Der schuldunfähige Mann, der einen anderen Obdachlosen gequält und brutal misshandelt hat, kommt zunächst in eine Entziehungsanstalt. Aber über ihm schwebt ein Damoklesschwert.
Was am 6. Januar in der Kulmbacher Obdachlosenunterkunft in der Hermann-Limmer-Straße geschah, war ein Gewaltexzess. Ein 28-jähriger Mann hatte einen anderen Obdachlosen gequält und brutal misshandelt.
Nach Erinnerung des Opfers dauerte das Martyrium zwei Stunden.
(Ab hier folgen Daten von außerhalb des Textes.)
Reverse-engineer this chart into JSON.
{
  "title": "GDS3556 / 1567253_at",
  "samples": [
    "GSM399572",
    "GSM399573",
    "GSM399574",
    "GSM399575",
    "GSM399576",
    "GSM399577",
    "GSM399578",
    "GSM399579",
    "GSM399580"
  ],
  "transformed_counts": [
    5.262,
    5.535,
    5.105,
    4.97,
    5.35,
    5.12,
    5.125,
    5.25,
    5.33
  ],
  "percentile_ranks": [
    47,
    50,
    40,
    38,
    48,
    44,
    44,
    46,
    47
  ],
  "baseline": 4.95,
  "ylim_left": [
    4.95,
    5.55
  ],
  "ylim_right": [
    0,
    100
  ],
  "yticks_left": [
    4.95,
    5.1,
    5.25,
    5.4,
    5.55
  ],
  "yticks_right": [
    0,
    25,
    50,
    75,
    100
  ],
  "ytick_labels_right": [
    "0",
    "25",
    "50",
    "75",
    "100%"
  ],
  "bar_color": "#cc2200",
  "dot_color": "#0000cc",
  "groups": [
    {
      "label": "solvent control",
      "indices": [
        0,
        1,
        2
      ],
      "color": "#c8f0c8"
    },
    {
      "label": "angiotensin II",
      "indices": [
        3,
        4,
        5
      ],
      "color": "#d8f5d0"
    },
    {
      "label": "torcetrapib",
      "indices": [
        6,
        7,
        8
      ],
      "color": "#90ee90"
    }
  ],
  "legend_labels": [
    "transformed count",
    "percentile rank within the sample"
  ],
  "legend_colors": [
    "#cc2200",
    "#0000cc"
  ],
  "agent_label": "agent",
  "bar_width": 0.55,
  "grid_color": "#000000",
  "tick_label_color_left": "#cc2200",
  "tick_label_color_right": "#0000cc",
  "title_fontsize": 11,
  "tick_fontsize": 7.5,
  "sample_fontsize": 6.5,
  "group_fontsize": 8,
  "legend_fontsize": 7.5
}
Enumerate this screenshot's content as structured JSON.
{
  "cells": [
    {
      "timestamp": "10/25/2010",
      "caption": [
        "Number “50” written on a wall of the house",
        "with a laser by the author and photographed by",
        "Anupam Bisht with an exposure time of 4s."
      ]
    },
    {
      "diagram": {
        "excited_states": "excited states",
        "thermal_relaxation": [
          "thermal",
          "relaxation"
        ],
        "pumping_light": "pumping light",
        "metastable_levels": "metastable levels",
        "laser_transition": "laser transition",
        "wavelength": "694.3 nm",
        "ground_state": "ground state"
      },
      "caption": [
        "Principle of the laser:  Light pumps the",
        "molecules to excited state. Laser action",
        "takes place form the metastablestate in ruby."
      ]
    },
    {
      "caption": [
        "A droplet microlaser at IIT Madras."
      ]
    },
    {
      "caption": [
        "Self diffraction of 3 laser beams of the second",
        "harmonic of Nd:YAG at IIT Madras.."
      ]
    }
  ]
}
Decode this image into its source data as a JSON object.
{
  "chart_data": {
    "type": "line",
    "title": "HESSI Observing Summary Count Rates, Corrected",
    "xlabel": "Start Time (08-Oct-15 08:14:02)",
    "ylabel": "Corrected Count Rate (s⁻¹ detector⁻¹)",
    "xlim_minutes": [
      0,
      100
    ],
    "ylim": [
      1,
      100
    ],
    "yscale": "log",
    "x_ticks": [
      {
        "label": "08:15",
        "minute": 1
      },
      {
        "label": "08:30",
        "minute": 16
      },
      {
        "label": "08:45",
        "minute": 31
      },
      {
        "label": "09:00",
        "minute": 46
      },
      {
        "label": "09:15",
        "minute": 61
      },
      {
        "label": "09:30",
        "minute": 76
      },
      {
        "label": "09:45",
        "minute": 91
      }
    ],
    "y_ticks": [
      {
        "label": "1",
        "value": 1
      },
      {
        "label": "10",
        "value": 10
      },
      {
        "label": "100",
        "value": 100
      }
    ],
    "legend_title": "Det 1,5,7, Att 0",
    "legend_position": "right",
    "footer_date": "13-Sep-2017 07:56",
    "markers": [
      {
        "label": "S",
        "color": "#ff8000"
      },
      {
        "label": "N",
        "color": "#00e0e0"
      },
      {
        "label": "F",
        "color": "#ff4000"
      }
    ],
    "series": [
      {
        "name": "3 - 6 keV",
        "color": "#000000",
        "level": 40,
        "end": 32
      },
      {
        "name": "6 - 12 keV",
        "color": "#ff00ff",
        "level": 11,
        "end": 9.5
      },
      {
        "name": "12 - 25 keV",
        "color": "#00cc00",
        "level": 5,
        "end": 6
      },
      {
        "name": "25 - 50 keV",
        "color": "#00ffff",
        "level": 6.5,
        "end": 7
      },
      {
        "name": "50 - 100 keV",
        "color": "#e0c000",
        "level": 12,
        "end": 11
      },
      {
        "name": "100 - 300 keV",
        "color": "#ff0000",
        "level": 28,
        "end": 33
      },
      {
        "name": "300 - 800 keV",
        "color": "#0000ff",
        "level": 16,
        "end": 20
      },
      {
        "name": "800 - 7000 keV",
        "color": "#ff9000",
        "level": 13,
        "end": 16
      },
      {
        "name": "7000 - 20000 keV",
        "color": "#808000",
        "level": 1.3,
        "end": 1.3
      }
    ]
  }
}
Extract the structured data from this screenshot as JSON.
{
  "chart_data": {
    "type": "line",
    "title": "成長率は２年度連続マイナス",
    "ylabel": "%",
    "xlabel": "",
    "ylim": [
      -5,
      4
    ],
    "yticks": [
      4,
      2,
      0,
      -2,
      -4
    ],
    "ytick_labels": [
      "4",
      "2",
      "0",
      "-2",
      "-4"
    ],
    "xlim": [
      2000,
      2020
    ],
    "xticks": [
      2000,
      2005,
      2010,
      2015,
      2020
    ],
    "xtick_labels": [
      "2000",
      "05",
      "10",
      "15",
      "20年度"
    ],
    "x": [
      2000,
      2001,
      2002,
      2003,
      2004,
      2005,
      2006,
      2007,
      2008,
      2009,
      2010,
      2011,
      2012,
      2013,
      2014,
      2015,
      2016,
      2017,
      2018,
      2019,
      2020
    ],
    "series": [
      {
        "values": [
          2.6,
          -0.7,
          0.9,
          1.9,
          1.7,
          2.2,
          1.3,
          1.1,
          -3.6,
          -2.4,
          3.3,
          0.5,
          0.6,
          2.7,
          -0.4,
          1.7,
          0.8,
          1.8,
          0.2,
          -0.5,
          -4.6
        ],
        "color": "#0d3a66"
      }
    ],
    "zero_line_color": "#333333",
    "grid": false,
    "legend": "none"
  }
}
Schläge mit Fäusten, einem Kabel und einer Holzlatte und immer wieder Fußtritte. "Ein bisschen länger und ich wäre tot gewesen", sagte der Geschädigte (19), der in einem unbeobachteten Augenblick flüchten konnte.
Explosive Mischung
Bestraft werden konnte der Beschuldigte nicht. Wegen einer paranoiden Schizophrenie ist er schuldunfähig. Zusammen mit seiner Alkohol- und Drogensucht eine explosive Mischung: Der Mann, der als gemeingefährlich gilt, musste sich jetzt vor der 1. Großen Strafkammer des Landgerichts Bayreuth verantworten, die am Dienstag ihr Urteil verkündete.
Dabei war eine schwierige Rechtsfrage zu klären. Kann der Mann - nach Paragraf 64 Strafgesetzbuch - in einer Entziehungsanstalt untergebracht oder muss er - nach Paragraf 63 - auf unbestimmte Zeit in die Psychiatrie eingewiesen werden? "Bitte geben Sie mir keinen 63er", bettelte er vor Gericht. Die Ungewissheit, vielleicht lebenslang nicht mehr aus der Psychiatrie rauszukommen, mache seinem Mandanten Angst, so Rechtsanwalt Wolfgang Schwemmer aus Bayreuth.
Zwei Maßregeln
Die Kammer fand einen Mittelweg, dem auch Staatsanwalt Julius Klug zustimmen konnte: Sie ordnete beide Maßregeln an. Die Handhabe dafür, so Vorsitzender Richter Michael Eckstein, biete der Paragraf 72. "Das habe ich noch nie gemacht. Unser Fall ist aber einer, der sich hier absolut aufdrängt." Denn der Beschuldigte weise die Besonderheit auf, dass bei ihm sowohl eine psychische Erkrankung als auch sein Alkoholismus stark ausgeprägt sind. Diese besondere Gemengelage habe sich erst am Freitag herausgestellt.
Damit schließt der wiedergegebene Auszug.